Saif Abuhashish
Saif Abuhashish

Reputation: 15

Implement a custom comparator for my PriorityQueue

I'm trying to solve the following leetcode problem:

Given a sorted array, two integers k and x, find the k closest elements to x in the array. The result should also be sorted in ascending order. If there is a tie, the smaller elements are always preferred.

Example 1: Input: [1,2,3,4,5], k=4, x=3

Output: [1,2,3,4]

Example 2: Input: [1,2,3,4,5], k=4, x=-1

Output: [1,2,3,4]

My incorrect solution for now is the following:

class Solution {
    public List<Integer> findClosestElements(int[] arr, int k, int x) {
        PriorityQueue<Integer> pq = new PriorityQueue<>(arr.length, (a,b) -> a == b ? a - b : Math.abs(a-x) - Math.abs(b-x));

       for(int i=0; i<arr.length; i++) {
           pq.add(arr[i]);

       }



        ArrayList ints = new ArrayList<>();

        for(int i=0;i<k;i++) {
            ints.add(pq.poll());


        }
        return ints;
    }
}

The problem is with the comparator I'm passing to the constructor. The idea is that I want my comparator to sort the integers with respect to the minimum distance between any integer i and the input x and then poll k elements from the queue. How can I impelement a comparator function that sorts the elements that way?

Upvotes: 0

Views: 1184

Answers (4)

user21148285
user21148285

Reputation: 1

Queue<Integer> pq = new PriorityQueue<>((a,b)->(Math.abs(a-x)<Math.abs(b-x))?1:-1);

Upvotes: -2

Tarun
Tarun

Reputation: 3165

In your implementation, you are not checking for the scenario where the distance of two integers is same from X.
Following Comparator implementation would give correct result:

PriorityQueue<Integer> pq = new PriorityQueue<>(arr.length, 
                (a,b) -> {
                    int comp = Integer.compare(Math.abs(a - x), Math.abs(b - x));
                    if(comp==0) {return Integer.compare(a, b);}
                    return comp;
                });

Upvotes: 0

flakes
flakes

Reputation: 23674

I would take advantage of the default Integer.compare method. Basically what you want is to first check the compare of the absolute difference, and if its a tie do a normal compare.

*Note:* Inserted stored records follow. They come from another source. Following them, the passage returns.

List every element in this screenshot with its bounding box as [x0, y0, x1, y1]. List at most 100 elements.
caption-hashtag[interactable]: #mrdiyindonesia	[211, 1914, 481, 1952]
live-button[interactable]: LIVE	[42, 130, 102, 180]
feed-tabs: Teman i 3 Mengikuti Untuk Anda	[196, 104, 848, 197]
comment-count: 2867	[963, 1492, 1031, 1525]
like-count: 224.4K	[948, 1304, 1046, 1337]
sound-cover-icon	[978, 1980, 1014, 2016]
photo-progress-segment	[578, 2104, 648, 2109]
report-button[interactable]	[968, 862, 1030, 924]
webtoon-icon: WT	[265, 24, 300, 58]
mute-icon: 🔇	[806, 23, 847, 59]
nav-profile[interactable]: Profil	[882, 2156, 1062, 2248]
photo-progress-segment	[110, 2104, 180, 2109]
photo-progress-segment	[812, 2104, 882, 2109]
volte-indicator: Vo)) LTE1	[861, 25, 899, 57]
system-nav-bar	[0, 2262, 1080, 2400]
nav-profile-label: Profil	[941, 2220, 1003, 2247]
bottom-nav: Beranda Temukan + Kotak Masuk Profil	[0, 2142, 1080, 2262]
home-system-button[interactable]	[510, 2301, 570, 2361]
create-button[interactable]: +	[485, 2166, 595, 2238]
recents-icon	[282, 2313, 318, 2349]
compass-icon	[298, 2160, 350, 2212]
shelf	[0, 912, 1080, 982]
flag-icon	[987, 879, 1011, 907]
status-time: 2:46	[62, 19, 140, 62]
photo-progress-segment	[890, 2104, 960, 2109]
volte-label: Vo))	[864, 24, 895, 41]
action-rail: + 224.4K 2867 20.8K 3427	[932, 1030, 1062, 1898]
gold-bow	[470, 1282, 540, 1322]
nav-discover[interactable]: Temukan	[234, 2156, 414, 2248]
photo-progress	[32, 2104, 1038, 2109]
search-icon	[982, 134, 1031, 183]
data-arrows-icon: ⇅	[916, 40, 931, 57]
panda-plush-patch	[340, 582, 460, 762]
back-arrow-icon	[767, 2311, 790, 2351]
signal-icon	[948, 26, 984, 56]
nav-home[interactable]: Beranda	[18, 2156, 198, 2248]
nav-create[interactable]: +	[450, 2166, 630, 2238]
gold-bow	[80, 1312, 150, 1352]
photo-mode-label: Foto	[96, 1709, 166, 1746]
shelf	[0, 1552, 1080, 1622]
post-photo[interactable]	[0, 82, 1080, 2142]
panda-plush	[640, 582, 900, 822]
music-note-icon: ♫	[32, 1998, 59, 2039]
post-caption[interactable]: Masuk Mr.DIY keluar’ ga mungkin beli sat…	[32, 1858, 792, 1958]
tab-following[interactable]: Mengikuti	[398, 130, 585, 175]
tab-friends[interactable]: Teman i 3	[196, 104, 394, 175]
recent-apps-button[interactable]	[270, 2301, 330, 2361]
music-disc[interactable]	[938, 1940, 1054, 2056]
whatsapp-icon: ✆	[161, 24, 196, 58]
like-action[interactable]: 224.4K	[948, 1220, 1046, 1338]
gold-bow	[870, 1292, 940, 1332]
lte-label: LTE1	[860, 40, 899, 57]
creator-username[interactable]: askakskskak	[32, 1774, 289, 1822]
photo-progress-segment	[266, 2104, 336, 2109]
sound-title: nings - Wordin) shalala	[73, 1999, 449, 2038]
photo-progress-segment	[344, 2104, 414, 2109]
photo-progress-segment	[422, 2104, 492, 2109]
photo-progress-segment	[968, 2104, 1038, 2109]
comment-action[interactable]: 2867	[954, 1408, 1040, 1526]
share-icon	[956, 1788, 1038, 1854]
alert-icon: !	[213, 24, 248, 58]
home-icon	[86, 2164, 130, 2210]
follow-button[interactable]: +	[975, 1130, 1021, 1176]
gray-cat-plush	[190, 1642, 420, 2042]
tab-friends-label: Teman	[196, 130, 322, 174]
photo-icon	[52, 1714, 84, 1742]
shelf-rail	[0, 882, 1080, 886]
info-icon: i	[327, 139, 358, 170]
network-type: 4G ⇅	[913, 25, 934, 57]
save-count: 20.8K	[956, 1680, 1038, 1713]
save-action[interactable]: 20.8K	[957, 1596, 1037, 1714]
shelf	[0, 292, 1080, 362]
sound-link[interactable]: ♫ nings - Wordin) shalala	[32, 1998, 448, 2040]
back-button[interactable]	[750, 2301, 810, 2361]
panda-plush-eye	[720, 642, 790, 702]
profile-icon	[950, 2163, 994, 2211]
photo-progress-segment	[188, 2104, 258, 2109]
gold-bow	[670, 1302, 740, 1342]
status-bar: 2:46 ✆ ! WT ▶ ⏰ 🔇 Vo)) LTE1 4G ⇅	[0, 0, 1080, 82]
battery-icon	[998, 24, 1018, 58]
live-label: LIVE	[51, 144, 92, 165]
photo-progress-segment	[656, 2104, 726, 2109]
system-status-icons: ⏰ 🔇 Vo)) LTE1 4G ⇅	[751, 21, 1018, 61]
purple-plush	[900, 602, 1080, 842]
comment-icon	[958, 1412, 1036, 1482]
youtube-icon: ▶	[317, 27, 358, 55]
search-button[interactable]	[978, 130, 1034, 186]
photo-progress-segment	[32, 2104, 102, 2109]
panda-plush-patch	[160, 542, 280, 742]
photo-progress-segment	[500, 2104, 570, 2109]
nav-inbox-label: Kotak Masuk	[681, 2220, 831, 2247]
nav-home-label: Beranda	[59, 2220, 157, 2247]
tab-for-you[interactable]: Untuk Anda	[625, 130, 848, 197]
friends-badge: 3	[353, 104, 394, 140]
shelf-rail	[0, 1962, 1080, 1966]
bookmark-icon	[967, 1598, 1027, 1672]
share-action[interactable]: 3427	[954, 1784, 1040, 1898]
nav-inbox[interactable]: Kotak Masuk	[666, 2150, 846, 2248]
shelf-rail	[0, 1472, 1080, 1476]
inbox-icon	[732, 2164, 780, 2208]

static int compare(int x, int a, int b) {
    int comp = Integer.compare(Math.abs(a - x), Math.abs(b - x));
    if (comp == 0) {
        return Integer.compare(a, b);
    }
    return comp;
}

This makes it pretty clean to write the actual priority queue implementation

static List<Integer> findClosestElements(int[] arr, int k, int x) {
    PriorityQueue<Integer> queue = new PriorityQueue<>(
        arr.length, (a,b) -> compare(x, a, b));
    Arrays.stream(arr).forEach(queue::add);
    return queue.stream().limit(k).sorted().collect(Collectors.toList());
}

Upvotes: 2

Navneet Rabadiya
Navneet Rabadiya

Reputation: 220

Here, the problem is not with your priority queue but we need two results with different ordering formats. Your queue will give top K elements but that will never be in ascending order as it orders element with respect to distance from "X", So for given X=4, elements 3 and 5 both are at the same level so your result will have data like [4,3,5].

Better to have separate sort for result list.

do Collections.sort(ints); and return the result.